SLO math for tired engineers
Abstract
SLO talks usually come from companies with a dozen SREs and a dashboard team. This one was the opposite: I walked through how we ran error budgets on a platform team of three, with two on-call rotations and no dedicated observability person. The thesis: you can get 80% of the benefit of a “proper” SLO program if you are willing to make a few unglamorous tradeoffs, and that last 20% is what burns your team out.
Outline
- What we actually wanted out of SLOs (hint: not dashboards)
- Picking a target with a coin flip is not the worst choice
- The three SLIs we ended up with: availability, latency p95, and “data staleness for the read path”
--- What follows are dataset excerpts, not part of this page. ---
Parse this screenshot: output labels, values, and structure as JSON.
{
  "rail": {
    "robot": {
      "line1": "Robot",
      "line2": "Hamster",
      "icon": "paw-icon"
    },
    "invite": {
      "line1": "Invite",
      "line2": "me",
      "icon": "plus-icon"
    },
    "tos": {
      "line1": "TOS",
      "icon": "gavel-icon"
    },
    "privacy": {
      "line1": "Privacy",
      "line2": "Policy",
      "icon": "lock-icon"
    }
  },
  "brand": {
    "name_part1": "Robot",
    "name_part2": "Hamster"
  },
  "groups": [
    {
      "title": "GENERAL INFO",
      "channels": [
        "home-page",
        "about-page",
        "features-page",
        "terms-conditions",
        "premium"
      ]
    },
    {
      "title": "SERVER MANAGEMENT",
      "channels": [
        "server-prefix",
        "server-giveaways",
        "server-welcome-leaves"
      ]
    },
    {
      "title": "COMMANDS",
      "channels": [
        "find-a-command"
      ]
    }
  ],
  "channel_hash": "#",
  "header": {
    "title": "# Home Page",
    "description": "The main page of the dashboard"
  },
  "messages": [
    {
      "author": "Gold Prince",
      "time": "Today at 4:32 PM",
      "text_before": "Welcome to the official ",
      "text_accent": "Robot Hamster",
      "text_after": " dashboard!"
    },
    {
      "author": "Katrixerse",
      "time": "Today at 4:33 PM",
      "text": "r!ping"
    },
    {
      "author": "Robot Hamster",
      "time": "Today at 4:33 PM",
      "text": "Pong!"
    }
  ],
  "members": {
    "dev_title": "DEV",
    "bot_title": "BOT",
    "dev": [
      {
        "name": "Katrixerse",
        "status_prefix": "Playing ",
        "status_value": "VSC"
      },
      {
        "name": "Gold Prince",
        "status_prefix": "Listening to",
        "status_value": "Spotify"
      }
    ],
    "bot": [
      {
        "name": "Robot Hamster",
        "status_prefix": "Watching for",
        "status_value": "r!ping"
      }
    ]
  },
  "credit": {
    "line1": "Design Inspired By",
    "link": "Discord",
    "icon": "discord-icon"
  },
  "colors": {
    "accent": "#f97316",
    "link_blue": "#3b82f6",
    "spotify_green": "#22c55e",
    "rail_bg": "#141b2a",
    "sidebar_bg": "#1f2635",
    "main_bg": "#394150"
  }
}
- Burn-rate alerts instead of threshold alerts, why we switched
- The monthly review: 30 minutes, three humans, one Google Doc
- When we cheated and it was fine
- What we would not do again
What I learned giving it
The SRE crowd at this conference was much more pragmatic than I expected. The question that got the most energy was “how do you handle the quarter where you burned the whole budget in week two?” I had a real answer (we stopped shipping and fixed things, exactly like the book says) but the follow-up question “what if product won’t let you stop?” was harder and I mostly punted on it.
I also underestimated how many people in the room had never written a burn-rate alert. That should have been 10 minutes with an example, not one slide.
What I’d change
- Replace the theory section with a single walkthrough of “here is the PromQL for one real alert, let me explain each clause.”
- Acknowledge earlier that small teams sometimes just do not have the luxury of stopping ship, and what that failure mode looks like.
- Drop the joke about the four golden signals. It did not land and I knew it halfway through.
Related posts: /posts/slo-math-for-tired-engineers/, /posts/grafana-alert-fatigue-cull/, /posts/otel-tail-sampling-that-works/.
The conference recorded it but the audio on the first five minutes is rough. I do not have a link to share; the conference site reshuffled after 2024 and the video seems to have dropped off.